ABHK will continue to work closely with the commonwealth, provider partners and community organizations to support program beneficiaries, Copley said.
”Supporting the improvement of Kentucky’s child welfare and juvenile justice systems by engaging members and their support networks–family, friends, neighbors, communities–will be key to the success of our innovative model,” he said.
This program also will create new jobs for Kentuckians. The SKY program is expected to launch in January 2021, and key staff is being hired, Copley said. About 200 job openings statewide have been posted on Aetna’s website.
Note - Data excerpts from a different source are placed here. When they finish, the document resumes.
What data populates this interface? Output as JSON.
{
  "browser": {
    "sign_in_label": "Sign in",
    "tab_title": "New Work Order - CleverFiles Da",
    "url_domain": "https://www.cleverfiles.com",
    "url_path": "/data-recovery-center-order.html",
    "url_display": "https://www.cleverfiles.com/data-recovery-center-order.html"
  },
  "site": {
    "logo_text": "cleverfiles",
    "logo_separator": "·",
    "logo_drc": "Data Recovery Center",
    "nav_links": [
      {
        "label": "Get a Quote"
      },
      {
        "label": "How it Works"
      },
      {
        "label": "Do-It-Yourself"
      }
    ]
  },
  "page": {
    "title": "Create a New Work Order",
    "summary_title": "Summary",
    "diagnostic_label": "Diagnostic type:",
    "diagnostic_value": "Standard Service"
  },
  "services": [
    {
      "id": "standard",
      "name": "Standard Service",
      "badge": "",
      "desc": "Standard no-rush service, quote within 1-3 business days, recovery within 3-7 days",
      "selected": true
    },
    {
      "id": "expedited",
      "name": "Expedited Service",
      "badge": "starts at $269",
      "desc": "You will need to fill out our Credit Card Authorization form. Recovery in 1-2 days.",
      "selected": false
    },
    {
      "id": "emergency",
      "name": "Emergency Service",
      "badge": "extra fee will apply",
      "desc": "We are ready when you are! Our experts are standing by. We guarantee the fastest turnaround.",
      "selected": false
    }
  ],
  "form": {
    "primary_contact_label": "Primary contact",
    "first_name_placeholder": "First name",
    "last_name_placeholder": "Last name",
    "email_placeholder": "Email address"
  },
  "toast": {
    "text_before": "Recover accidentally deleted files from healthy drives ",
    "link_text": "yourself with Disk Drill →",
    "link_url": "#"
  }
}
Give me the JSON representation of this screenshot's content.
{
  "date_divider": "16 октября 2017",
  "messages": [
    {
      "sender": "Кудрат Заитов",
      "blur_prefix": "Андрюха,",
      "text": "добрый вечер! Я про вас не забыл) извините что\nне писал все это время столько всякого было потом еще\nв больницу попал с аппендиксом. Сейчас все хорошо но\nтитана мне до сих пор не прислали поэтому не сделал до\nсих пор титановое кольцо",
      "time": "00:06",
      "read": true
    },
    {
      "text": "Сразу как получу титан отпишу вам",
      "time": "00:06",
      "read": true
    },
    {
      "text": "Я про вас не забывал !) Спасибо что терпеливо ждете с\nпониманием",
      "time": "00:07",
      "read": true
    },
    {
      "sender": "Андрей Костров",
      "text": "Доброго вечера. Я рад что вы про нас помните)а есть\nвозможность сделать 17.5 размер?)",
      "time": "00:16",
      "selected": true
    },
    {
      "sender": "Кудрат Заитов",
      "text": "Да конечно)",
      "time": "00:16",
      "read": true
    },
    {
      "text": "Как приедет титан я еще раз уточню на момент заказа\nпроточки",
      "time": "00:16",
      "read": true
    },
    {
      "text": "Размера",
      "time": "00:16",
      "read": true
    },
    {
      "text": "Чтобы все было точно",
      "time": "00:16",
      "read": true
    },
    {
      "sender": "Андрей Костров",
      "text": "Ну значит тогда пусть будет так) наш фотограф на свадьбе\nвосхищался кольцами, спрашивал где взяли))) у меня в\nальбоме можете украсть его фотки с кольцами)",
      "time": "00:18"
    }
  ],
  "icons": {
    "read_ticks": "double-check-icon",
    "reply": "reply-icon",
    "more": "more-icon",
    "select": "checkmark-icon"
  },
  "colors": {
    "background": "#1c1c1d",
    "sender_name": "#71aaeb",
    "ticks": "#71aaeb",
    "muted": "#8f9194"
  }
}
Humana is only state-based MCO
Jim Turner, with Humana corporate communications in Louisville, said Humana has been a Medicaid partner with Kentucky for seven full years, and will enter its eighth year Jan. 1, 2021.
“Overall, Humana has more than 12,000 employees in Kentucky, more than in any other state, who support all of our lines of business, including Medicaid,” said Turner. “Approximately 500 of these employees are dedicated to work in our Medicaid business, Humana Healthy Horizons. Humana is the only MCO serving Medicaid beneficiaries in Kentucky that is fully based in the state. Our Kentucky-based team designs, implements and administers our program with the commonwealth.”
Turner said Humana, which with nearly $65 billion in 2019 revenue is the largest publicly traded Kentucky-based company, had annual salaries in the state of about $880 million last year. And from a humanitarian standpoint, employees contributed more than 80,000 volunteer hours in-state last year, he added.
Humana’s main focus, Turner said, is to ensure that individuals served under Medicaid, many of whom are medically at risk, receive high-quality health care. The strategy includes fostering strong health care provider networks statewide, disease management programs, and comprehensively focusing on physical, mental and behavioral health.
The company leverages technology and educational resources and works to remove barriers that could impact members’ health. Humana also offers resources to help members find affordable housing, Turner said. Next year digital diabetes monitoring and management tools will be offered along with 24-hour access to nurses and lactation consultants for pre- and postnatal care.
United Healthcare spokesman Tony Marusic said the Minnesota-based company was in a blackout period related to litigation and was unable to comment about its MCO relationship with Kentucky. Representatives for WellCare didn’t respond to requests for information. St. Louis-based Centene Corp. completed a $17 billion acquisition of WellCare early in 2020.
Of course, the impact of COVID-19 on the vulnerable Medicaid segment isn’t forgotten. At the onset of the pandemic, Humana quickly engaged to help members face emerging challenges, Turner said. It created a risk-stratification model, ultimately expanding access to health care supplies, masks, vaccines, immunizations and medication management. Humana delivered more than 4,000 meals and donated more than 100,000 reusable masks to the Coverings for Kids initiative.
Medicaid members also receive dental and vision coverage, 24/7 access to telehealth services, GED programs, return-to-work programs, and gift cards to reward healthy behaviors, Turner said.
“The more we can help our members get and stay healthy, the more we can invest in additional programs to continue this cycle,” he said.